The numbers 15 and 66 with their prime factorization:

$$15=3*5$$

$$66=2*3*11$$

To the right of $$ = $$ there are only prime numbers: 3 and 5 for the 15 or 2 and 3 and 11 for the 66.

Any natural number that is not itself a prime number can be broken down into a product of prime numbers.

### Find the prime factorization yourself

How do you find the prime factorization of a number?

Exercise: Write 108 as the product of prime numbers.

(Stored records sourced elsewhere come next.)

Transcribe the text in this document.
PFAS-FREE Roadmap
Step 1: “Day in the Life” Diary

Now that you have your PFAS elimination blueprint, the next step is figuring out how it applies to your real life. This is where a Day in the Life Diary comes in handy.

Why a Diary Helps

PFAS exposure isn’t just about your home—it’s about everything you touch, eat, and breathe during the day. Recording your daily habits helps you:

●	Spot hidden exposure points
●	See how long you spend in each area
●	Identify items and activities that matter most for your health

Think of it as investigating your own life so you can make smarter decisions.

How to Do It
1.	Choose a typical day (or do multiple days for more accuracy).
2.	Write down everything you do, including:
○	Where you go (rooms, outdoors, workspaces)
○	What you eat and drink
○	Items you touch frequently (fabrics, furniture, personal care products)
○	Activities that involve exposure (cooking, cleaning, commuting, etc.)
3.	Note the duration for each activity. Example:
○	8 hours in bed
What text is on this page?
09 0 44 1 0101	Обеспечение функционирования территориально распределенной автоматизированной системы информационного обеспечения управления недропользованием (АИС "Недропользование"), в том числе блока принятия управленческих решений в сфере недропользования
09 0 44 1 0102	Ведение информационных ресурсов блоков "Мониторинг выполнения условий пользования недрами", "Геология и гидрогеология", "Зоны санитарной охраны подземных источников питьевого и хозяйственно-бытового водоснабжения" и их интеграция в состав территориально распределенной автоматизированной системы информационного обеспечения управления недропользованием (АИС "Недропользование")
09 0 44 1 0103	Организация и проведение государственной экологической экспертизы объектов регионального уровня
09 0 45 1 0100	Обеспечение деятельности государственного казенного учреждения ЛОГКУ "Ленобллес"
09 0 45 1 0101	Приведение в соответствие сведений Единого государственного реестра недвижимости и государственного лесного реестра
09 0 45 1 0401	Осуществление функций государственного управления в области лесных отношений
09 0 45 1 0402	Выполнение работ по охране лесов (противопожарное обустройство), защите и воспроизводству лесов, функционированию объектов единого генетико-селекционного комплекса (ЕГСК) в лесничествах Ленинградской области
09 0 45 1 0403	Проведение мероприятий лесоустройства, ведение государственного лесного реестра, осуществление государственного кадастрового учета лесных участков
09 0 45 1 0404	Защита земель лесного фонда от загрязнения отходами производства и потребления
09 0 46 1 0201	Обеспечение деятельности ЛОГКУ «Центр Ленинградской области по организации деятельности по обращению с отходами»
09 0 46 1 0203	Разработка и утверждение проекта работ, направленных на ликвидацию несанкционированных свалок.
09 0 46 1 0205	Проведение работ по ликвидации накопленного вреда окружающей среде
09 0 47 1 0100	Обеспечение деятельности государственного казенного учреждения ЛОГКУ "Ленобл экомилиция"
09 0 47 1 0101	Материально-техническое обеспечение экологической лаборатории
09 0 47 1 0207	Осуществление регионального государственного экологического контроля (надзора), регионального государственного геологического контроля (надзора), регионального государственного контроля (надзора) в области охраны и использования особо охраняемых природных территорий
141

Find a number that 108 is divisible by. 108 is an even number, so it's divisible by 2.

$$108 = 2*54$$

54 is also straight. So divide 54 by 2.

$$108 = 2*2*27$$

The number 27 is divisible by 3. Divide 27 by 3.

$$108 = 2*2*3*9$$

The number 9 is divisible by 3

$$108=2 * 2 * 3 * 3 * 3$$

You cannot break down the factors on the right. These are all prime numbers now.

Write down the prime factorization even more briefly: with the power notation.

$$108 = 2^2* 3^3$$

You look good at a number

- whether it is divisible by 2: last digit is even
- whether it is divisible by 5: last digit 0 or 5
- whether it is divisible by 10: last digit 0
- whether it is divisible by 3: checksum by 3

If a factor occurs several times, use the power notation.

Example:

$$100 = 2^2 * 5^2$$.

You know what?

$$4^3 = 4 * 4 * 4$$

└──┬─┘

$$ 3 $$ - times the factor $$ 4 $$

Powers always look like this:

Read: 4 to the power of 3

### Different calculation methods

There are different ways of calculating to find the prime factorization.

At 108 you can only calculate through 4. (8 is divisible by 4 and 100 too.)

$$108=4*27$$

4 is 2 times 2.

$$108=2*2*27$$

27 is divisible by 3.

$$108=2*2*3*9$$

9 is also divisible by 3.

$$108=2*2*3*3*3$$

With potencies:

$$108=2^2*3^3$$

There are different ways of calculating to find the prime factorization. They all lead to the same result. Because you can swap factors in a product (commutative law).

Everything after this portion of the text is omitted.